Six Characters in Search of an Author
Reviewed by Neal Weaver
Archway Studio Theatre
Through July 22
In this 1921 play, the Sicilian Nobel Prize-winning playwright Luigi Pirandello employed meta-theatrics to examine his favorite themes: the differences between perceptions and reality.
In a theatre where a rehearsal is taking place, six mysterious strangers appear. They explain that they are characters created for a play that the author never got round to writing. They are trapped in an eternal present unless they can persuade the theatre director to stage their drama, which is a tale of infidelity, guilt, betrayal, near incest, murder and suicide.
Director Steven Sabel has chosen to emphasize the comedy in a work often played as tragedy, and puts increased emphasis on the vanity and egotism of the actors rather than the tragic lives of the six characters they are chosen to play. The attempts at comedy are generally successful, but sometimes at the expense of the grimmer tale of the characters. Sabel has also freely adapted the piece, updating it and adding topical and local references. (The actors are said to be graduates of USC.) But he has been faithful enough to include most of the original text, despite its repetitions.
The six characters include the guilt-ridden Father, who serves as spokesman for the group, played credibly and with fidelity by James J. Fox, though one could wish for a bit more force from him. Melissa Virgo plays the grief-ravaged Mother, whom the Father drove into the arms of a lover. Jessica Barrett Denison lends a touch of manic vengefulness to the Stepdaughter, who is almost seduced by the Father when he encounters her in a brothel. Benjamin Cramer brings intensity to the role of the Son, who is mortified by the airing of the family’s shame and disgrace. And Thomas Velasquez is the silent and brooding younger son, portrayed here as an adolescent rather than as a child. (The sixth character is played as a silent babe-in-arms.)

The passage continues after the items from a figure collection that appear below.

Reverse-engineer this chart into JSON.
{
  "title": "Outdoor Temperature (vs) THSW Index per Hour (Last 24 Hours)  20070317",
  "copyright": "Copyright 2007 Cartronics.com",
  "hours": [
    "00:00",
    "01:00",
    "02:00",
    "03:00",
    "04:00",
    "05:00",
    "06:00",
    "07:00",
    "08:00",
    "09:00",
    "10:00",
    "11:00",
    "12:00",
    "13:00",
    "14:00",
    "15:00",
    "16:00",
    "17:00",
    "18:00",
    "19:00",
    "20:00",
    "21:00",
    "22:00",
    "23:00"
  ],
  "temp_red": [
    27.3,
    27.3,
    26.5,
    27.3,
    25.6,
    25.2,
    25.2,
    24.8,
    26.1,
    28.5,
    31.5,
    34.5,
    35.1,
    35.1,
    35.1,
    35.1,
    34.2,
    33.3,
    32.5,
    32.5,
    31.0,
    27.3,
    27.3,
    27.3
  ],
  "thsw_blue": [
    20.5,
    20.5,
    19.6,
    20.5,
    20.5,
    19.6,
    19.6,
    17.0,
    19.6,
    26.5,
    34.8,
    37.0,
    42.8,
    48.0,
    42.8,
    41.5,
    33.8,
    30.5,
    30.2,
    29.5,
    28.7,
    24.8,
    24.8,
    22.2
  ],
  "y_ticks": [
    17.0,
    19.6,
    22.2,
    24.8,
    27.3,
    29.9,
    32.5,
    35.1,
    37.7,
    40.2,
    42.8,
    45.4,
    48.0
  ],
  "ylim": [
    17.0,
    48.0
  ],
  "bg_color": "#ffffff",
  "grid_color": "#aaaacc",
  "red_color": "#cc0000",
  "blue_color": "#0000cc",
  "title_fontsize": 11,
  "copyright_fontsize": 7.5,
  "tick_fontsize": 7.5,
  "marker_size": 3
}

The actors in the theatre company (Bill Bingham, Angela Dobson Robbins, Bree Wernicke, and Masi Hasher) are interpreted broadly (and predictably) as egocentric poseurs and hams. And they are a clamorous presence onstage. The arrogant and bossy director (Carol Vandegrift) strives to make the messy story of the characters’ lives conform to the orderly stereotypes and traditions of the theatre.
Sabel’s production seems a bit perverse and harum-scarum, but it does unleash some of the emotional potential of the material, which has not been apparent in other more finished recent productions.
Archway Studio Theatre, 10509 Burbank Blvd., Los Angeles. Fri.-Sat., 8 p.m.; Sun., 2 p.m.; (818) 980-7529. Running time: two hours and 5 minutes, with one 15-minute intermission.
Note: Many of the actors alternate in their roles, so the casting varies from night to night.